Xi Jinping shē jēnpēng [key], 1953–, Chinese political leader, b. Beijing. He is the son of Xi Zhongxun (1913–2002), a founder of China's Communist guerrilla movement who served as minister of propaganda and education and then deputy premier before falling out of favor with Mao Zedong and being purged in the early 1960s; Xi's father later became a promarket reformer. During the Cultural Revolution, Xi Jinping was sent to the countryside, where he was a manual laborer for six years. After joining (1974) the Communist party, he resumed his education, graduating (1979) from Tsinghua Univ.; he later (2002) earned a doctorate in law. Xi rose rapidly through the party ranks, serving in various government and party positions including governor of Fujian (2000) and Shanghai party chief (2007), and becoming known for his anticorruption and probusiness policies. In 2007 Xi was appointed to the standing committee of the party's political bureau. He was named China's vice president in 2008 and vice chairman of the central military commission in 2010.

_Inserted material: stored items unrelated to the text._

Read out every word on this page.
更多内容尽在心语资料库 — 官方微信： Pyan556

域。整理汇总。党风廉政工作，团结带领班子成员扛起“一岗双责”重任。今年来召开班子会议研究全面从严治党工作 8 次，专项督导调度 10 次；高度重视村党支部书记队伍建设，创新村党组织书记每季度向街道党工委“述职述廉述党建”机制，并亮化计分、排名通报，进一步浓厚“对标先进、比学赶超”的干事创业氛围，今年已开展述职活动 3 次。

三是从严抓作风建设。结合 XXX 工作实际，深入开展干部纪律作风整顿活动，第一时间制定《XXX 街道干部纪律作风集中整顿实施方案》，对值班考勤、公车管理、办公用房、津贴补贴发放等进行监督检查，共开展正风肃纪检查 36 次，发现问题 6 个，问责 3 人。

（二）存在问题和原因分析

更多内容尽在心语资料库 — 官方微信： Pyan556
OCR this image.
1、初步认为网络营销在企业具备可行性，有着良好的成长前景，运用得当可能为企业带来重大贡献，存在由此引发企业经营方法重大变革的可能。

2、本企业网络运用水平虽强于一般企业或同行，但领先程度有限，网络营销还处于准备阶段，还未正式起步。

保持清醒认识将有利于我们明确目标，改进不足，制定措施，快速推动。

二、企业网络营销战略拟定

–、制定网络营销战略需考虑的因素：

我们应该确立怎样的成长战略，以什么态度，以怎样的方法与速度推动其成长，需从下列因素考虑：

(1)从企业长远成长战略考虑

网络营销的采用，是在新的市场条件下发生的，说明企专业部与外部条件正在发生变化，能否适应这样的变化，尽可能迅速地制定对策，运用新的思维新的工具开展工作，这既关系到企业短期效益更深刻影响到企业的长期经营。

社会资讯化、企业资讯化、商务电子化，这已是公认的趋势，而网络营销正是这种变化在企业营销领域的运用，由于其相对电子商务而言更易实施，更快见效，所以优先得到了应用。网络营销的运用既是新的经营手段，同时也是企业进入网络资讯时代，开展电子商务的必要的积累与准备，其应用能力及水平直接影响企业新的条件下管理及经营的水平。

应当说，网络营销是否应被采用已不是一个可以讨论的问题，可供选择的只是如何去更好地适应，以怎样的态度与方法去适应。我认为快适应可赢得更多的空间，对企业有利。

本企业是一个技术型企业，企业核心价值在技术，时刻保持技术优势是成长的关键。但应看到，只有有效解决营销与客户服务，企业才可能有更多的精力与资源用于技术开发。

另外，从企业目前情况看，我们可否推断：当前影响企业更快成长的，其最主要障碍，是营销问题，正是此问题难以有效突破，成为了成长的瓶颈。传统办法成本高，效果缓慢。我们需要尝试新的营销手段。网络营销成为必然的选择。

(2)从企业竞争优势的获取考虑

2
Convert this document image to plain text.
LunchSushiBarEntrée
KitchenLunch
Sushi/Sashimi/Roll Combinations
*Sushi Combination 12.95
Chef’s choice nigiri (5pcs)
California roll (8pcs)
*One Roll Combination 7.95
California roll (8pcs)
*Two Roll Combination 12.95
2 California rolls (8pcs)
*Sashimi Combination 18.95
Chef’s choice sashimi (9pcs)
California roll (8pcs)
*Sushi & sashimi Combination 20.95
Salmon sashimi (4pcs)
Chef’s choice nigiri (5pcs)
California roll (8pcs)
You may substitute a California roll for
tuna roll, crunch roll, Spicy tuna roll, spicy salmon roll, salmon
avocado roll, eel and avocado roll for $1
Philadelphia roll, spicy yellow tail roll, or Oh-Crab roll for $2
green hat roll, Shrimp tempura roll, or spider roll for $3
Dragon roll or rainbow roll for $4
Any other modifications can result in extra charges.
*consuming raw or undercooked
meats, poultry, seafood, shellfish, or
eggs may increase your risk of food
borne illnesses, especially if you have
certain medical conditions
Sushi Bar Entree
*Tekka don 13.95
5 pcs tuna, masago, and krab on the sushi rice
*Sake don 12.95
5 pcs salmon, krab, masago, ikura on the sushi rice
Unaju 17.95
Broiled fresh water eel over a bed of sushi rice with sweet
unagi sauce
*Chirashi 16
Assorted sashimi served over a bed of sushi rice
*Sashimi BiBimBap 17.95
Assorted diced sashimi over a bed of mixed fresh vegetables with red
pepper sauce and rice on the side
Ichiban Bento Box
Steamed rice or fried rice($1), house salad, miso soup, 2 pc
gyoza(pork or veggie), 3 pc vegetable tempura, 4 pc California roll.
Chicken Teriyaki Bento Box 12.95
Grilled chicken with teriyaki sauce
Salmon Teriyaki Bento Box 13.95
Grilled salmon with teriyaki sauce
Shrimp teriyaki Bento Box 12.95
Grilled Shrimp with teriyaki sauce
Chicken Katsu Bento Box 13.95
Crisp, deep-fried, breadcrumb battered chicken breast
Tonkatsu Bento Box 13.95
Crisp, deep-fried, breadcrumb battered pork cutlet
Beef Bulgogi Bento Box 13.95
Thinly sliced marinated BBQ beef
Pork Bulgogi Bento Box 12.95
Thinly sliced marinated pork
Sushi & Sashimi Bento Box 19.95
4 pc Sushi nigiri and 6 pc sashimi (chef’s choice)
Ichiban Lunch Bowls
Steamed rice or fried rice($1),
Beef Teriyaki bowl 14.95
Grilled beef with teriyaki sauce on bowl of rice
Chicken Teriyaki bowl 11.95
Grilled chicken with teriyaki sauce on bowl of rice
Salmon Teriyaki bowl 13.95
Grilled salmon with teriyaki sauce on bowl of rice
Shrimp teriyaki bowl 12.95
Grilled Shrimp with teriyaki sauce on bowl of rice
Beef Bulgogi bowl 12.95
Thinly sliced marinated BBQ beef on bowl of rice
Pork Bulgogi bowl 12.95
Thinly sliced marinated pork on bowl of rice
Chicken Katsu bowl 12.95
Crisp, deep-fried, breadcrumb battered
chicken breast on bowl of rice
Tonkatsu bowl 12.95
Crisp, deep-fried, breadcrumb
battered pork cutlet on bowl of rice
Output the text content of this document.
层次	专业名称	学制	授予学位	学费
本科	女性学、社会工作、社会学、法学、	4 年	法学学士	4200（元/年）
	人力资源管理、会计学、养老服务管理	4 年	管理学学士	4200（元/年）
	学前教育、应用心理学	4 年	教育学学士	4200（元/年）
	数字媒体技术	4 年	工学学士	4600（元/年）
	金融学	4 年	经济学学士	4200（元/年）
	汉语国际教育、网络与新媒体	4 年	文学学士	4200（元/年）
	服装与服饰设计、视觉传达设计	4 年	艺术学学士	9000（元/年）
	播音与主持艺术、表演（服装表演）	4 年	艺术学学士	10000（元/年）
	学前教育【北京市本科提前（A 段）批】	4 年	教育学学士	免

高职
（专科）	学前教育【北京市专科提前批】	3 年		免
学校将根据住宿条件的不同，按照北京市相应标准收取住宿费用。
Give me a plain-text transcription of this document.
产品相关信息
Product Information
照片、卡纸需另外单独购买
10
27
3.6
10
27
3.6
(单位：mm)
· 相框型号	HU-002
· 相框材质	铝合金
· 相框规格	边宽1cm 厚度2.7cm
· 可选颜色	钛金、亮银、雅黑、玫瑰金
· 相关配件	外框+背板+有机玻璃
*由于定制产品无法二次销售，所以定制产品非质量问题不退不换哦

In 2012 Xi succeeded Hu Jintao as party general secretary and central military commission chairman; Xi became China's president in 2013. Xi moved more assertively than Hu or Hu's predecessor Jiang Zemin to establish his control over the party and government. Under his leadership dissidents and perceived political opponents continued to be subject to arrest and trial, and the party increased its oversight the media and educational system. A prolonged, wide-ranging anticorruption campaign, at least partly aimed at Xi's opponents and marred by accusations of torture and forced confessions, was mounted. His presidency also has been marked by an emphasis on modernization, continued economic development, and increased international assertiveness. His Belt and Road Initiative, a cooperative infrastructure development program focused on expanding Chinese trade and influence and involving Chinese loans and construction companies, has been both welcomed and criticized, particularly with respect to nations that have been left with burdensome debt. In 2015 he became the first Chinese leader to meet with the president of Taiwan.

Xi's power and stature within China were marked by a 2016 declaration that named him China's core leader, and by 2017 he had become China's most powerful leader since Mao. In 2018 his election to a second presidential term coincided with the removal of the two-term limit on the Chinese presidency.